In his latest investment outlook, Fasanara Capital's Franceso Filia, who two months ago explained in one chart how the "fake market" operates...
... discuss what happens when a "Twin Bubble meets quantitative tightening" and answers why record-low volatility breeds market fragility and precedes system instability. We'll have more to share on that shortly, but for now, here is Filia with his take on 'when do we know these are delusional markets':
Signs of complacency and disconnect from fundamentals abound. So to sanity check, it may still be helpful to periodically remind ourselves of a few recent ones. In no particular order:
- Argentina uses defaults as a recurrent macro-prudential policy, to tackle debt overloads from time to time. Most recently in 2014, 2001, 1989. Yet, this year, the country issued a 100-year bond for 7.9% yield. Red-hot demand. It was oversubscribed 3.5x.
- The Bank of Japan now owns almost 75% of the entire Japanese ETF equity market. As a result, the BoJ will likely be the major shareholder in 55 companies by the end of 2017 (read). To entrench firm buy-the-dip reflex in the investment community (and their algos), “the BOJ’s ETF purchases help provide resistance to selling pressure against Japanese stocks,” says Rieko Otsuka of the Mizuho Research Institute (read).

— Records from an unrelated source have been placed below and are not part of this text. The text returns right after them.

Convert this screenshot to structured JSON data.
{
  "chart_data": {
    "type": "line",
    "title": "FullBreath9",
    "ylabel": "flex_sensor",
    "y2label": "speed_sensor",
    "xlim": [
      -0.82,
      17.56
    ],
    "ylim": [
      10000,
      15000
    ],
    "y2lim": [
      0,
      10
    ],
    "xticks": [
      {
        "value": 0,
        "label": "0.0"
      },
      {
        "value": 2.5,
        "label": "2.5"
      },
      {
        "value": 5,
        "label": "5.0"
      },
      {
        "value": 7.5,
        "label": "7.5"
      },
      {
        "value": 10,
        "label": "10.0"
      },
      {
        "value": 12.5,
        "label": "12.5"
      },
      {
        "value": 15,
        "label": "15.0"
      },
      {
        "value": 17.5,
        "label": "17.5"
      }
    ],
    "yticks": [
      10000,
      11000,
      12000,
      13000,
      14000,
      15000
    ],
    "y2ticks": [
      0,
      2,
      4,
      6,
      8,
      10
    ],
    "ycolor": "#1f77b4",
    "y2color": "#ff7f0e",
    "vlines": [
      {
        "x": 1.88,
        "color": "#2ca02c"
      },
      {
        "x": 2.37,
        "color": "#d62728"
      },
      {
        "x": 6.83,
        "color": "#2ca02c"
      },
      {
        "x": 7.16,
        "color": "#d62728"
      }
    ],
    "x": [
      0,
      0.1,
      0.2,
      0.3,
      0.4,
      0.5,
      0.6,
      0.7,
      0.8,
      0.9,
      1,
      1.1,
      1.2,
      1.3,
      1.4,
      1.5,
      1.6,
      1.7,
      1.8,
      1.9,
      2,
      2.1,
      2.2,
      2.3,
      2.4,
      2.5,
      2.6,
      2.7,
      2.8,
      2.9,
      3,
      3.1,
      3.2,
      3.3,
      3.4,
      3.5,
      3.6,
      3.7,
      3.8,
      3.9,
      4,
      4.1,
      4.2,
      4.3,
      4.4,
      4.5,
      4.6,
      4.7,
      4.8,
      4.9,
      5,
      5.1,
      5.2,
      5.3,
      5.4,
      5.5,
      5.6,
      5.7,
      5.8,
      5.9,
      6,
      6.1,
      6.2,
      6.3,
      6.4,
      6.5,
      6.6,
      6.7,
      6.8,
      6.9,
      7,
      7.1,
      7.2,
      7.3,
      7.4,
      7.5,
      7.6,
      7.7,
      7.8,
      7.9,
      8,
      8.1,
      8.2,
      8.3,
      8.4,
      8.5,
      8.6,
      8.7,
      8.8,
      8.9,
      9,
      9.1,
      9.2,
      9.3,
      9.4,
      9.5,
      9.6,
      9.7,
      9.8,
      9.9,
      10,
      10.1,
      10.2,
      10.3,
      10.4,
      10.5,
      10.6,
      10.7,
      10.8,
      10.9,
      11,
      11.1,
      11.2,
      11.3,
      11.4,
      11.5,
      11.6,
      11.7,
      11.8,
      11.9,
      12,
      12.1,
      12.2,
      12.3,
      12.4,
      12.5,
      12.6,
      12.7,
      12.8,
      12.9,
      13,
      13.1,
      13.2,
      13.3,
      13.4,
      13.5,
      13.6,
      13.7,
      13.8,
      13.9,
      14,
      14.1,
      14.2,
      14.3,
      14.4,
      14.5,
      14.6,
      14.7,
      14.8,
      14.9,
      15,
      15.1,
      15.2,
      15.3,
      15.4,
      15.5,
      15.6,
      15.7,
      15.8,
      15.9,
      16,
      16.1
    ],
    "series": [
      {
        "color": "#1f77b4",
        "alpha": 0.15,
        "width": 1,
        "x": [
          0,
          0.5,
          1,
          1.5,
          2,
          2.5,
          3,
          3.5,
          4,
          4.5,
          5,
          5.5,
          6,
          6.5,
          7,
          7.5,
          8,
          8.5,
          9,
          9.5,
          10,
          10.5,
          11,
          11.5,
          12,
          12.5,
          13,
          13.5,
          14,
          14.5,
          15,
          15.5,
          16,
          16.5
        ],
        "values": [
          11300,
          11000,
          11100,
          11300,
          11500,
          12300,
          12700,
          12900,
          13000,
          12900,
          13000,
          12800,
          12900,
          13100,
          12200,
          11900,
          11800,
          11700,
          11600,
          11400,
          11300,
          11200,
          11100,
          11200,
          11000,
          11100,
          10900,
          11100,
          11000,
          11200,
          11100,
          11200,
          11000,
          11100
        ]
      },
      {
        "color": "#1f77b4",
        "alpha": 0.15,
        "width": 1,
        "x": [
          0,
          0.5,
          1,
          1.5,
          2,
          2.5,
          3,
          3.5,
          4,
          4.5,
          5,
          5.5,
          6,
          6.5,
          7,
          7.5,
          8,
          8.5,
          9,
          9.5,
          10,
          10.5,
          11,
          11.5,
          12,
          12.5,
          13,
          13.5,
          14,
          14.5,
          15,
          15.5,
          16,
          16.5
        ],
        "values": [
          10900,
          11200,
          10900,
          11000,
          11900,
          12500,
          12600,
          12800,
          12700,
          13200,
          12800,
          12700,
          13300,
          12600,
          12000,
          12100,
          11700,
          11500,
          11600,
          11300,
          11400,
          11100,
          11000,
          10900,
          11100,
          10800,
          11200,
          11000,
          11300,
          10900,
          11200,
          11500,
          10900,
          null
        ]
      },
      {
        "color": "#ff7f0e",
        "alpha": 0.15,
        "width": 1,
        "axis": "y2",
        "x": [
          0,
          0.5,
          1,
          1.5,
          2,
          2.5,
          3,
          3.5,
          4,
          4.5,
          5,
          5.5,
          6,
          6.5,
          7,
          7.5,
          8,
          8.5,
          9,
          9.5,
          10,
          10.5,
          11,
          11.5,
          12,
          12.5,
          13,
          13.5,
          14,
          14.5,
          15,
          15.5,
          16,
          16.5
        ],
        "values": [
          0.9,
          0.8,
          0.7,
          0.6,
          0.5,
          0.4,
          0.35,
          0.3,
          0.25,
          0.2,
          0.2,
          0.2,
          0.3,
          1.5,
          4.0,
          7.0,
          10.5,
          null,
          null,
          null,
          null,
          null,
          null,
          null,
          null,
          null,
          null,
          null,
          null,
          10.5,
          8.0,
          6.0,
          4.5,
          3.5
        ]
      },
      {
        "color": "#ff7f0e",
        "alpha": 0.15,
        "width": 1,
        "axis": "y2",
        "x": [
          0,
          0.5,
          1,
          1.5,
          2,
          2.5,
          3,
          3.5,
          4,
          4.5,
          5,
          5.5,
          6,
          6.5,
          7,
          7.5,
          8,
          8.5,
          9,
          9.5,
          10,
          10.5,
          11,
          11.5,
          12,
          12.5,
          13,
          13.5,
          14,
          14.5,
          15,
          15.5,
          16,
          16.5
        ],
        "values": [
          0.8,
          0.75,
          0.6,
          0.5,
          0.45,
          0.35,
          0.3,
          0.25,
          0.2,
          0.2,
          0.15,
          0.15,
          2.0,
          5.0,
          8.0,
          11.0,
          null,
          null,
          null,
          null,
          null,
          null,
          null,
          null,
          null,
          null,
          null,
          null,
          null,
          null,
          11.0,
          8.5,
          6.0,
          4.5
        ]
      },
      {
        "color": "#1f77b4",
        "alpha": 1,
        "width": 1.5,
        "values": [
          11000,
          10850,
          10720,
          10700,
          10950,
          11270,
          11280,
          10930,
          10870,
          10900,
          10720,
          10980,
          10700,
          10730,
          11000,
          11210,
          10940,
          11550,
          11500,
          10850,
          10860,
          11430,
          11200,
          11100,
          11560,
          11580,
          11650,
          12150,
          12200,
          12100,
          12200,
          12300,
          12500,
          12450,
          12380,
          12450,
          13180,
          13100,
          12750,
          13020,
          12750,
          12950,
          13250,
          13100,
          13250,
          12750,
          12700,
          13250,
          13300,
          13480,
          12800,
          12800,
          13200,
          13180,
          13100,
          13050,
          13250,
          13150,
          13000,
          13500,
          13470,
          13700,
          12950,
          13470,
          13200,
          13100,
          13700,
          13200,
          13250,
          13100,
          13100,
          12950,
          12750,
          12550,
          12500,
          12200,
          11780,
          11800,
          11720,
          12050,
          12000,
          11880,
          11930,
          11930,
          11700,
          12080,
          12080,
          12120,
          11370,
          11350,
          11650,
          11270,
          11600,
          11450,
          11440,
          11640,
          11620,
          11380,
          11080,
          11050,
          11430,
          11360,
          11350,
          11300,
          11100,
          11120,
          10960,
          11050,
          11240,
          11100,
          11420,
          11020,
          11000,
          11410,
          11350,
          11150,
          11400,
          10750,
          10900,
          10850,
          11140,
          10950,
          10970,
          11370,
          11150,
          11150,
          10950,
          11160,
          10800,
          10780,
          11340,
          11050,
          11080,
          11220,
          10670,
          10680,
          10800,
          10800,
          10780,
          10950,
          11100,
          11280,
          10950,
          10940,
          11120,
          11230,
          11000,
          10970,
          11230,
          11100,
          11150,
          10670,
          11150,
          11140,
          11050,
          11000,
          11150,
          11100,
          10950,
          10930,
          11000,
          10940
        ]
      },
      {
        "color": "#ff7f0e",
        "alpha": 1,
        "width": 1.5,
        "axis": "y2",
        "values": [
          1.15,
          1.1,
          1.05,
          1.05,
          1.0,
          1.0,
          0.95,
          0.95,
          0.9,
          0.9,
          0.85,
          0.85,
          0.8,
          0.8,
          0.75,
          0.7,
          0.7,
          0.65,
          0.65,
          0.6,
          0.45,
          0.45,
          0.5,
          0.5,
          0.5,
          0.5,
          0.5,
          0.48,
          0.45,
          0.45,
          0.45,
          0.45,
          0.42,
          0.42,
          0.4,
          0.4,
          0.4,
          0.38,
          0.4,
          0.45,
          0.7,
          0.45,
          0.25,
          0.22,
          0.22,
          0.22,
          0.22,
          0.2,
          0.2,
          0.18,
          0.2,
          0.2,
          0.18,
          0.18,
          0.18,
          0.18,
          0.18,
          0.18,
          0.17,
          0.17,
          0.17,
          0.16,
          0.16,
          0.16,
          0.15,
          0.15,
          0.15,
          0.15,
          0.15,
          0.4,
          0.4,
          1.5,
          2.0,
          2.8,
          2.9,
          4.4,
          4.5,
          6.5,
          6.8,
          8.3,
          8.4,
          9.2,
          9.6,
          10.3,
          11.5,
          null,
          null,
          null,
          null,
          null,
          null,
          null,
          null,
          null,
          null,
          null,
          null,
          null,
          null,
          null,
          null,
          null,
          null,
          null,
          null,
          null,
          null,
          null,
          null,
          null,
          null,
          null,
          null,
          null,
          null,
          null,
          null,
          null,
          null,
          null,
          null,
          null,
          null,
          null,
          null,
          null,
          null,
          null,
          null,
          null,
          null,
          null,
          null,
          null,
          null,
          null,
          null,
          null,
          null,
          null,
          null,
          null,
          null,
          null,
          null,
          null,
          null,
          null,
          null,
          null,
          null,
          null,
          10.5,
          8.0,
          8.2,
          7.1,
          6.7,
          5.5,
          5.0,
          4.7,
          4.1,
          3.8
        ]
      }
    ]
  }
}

- The Swiss National Bank bought $ 100bn between US and European stocks. It now owns 26 million Microsoft shares (read).
- Easyjet is a great company. Still, 1% yield for 7 years is a stretch. Clearly, ECB programs are behind it. However, but, still, come on... The recognition that EasyJet’s bonds owe their valuation entirely to the Central Bank is widespread. Yet, when it comes to equity markets, such recognition is missing, and claims of bubble valuations are easily dismissed.
- US equity at 30X P/E CAPE, despite political/economic policy uncertainty, and 5yr German Bunds sub-zero despite 1.6% inflation and 2.8% PPI, have every right to belong to this list.
- Leverage to buy stocks at the NYSE (margin debt) hit an all-time record of $549bn this year (read), and went up in lockstep with the S&P as both doubled up since 2009.
- Is it 2007 all over again in CLOs? No, way better than that. Covenant-lite loans are over double what they used to be in 2007 (read, read, read). Assuming 2007 was a credit bubble and covenant-lite was one of the thermometers taking temperature, this is twice a bubble, and the thermometers burned.
Cov-Lite Loans In Both EU And The US Reached A Staggering 70% Of All Loan Supply In 2017.
Before the credit bubble burst in 2007, it was 30%.